Film als Leidenschaft und der Regisseur als Leidender
Apocalypse Now erzählt eine Geschichte des Wahnsinns. Dieser Wahnsinn entspricht dem Chaos, von dem der steinige Weg zum fertigen Film geprägt war. Die Liste der Schwierigkeiten, mit denen Francis Ford Coppola zu kämpfen hatte, ist genauso lang wie der Stammbaum seiner Familie kompliziert. Wie konnte er, obwohl alles und jeder gegen ihn zu arbeiteten schien, ein solches Meisterwerk auf die Leinwand bringen? Auch wenn Francis Ford Coppola bei den Dreharbeiten im philippinischen Dschungel mehrfach damit drohte, sich umzubringen, stellte er den Film jederzeit über seine Person. Das ist und war ein wesentliches Merkmal herausragender Künstler. Weil das (Lebens-)Werk den/die Schaffende/n überdauert, sind einige von ihnen dazu bereit, sich für eine Vision aufzuopfern. Dementsprechend ist Apocalypse Now] nicht nur ein Kommentar zu Vietnam, zum Krieg oder zu menschlichen Abgründen im Allgemeinen. Es ist vor allem ein Kommentar zum Filmemachen selbst. Eine wahrhaftige und nicht nur vermeintliche Leidenschaft, das steckt schon im Begriff, erfordet eben auch eine gewisse Leidensfähigkeit und manchmal sogar einen Hang zur Selbstzerstörung.

Vorbildfunktion
Glücklicherweise ist uns das Geburtstagskind trotz der harten Dreharbeiten als Persönlichkeit und Regisseur erhalten geblieben. Zugegeben, er kämpft sich mittlerweile nicht mehr mit Macheten durch die Wildnis und trägt keine körperlichen Auseinandersetzungen mit seinen Hauptdarstellern mehr aus. Doch können bestimmt noch viele Jungspunde in Hollywood was von ihm lernen. Sie sollten auf den Greenscreen pfeifen und mal wieder in den Dschungel gehen. Das würde bestimmt dem ein oder anderen CGI-Süchtigen gut tun.

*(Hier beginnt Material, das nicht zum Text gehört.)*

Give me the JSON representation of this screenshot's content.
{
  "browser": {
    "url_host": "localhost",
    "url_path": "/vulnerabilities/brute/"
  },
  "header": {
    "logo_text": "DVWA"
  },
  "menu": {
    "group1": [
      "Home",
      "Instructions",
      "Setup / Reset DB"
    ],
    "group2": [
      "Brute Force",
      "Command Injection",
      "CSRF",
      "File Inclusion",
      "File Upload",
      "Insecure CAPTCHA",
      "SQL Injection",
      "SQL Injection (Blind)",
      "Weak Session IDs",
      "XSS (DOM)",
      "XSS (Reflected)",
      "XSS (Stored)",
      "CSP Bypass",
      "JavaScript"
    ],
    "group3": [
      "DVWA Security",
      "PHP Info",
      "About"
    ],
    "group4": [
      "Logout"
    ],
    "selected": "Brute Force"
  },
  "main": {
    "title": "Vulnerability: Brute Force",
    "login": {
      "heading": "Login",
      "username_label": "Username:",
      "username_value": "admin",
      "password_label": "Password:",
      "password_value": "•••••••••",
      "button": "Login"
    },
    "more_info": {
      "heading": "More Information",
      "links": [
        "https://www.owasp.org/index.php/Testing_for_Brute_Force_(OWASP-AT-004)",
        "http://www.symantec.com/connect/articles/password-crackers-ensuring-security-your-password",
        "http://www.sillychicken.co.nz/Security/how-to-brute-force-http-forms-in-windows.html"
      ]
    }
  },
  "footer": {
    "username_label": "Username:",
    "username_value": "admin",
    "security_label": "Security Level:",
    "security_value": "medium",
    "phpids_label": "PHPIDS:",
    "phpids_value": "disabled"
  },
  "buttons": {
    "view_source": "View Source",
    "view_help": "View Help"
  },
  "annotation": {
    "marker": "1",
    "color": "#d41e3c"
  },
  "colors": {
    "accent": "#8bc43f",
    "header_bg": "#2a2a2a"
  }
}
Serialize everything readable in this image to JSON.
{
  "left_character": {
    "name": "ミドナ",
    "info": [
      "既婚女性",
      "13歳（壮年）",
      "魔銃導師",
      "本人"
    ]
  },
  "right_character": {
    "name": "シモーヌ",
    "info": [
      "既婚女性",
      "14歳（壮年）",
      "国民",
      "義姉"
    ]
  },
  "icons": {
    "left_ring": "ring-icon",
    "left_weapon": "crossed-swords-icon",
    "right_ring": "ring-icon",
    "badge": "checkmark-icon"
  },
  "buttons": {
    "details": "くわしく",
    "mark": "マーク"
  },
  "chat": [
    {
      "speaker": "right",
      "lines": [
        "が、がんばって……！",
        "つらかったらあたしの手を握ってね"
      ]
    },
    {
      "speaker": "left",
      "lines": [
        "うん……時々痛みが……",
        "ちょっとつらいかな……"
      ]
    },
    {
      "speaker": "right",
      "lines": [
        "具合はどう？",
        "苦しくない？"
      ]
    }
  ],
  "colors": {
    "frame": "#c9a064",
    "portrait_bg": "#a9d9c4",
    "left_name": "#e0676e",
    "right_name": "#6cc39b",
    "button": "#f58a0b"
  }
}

Francis Ford Coppola ist halt ein Meister seines Fachs und zu seinem 75. Geburtstag gratuliere ich ihm herzlichst!
(Für Coppola-Interessierte, die sich nach mehr Hintergrundinfos zu Apocalypse Now sehnen, kann ich die erwähnte Dokumentation Reise ins Herz der Finsternis sehr empfehlen)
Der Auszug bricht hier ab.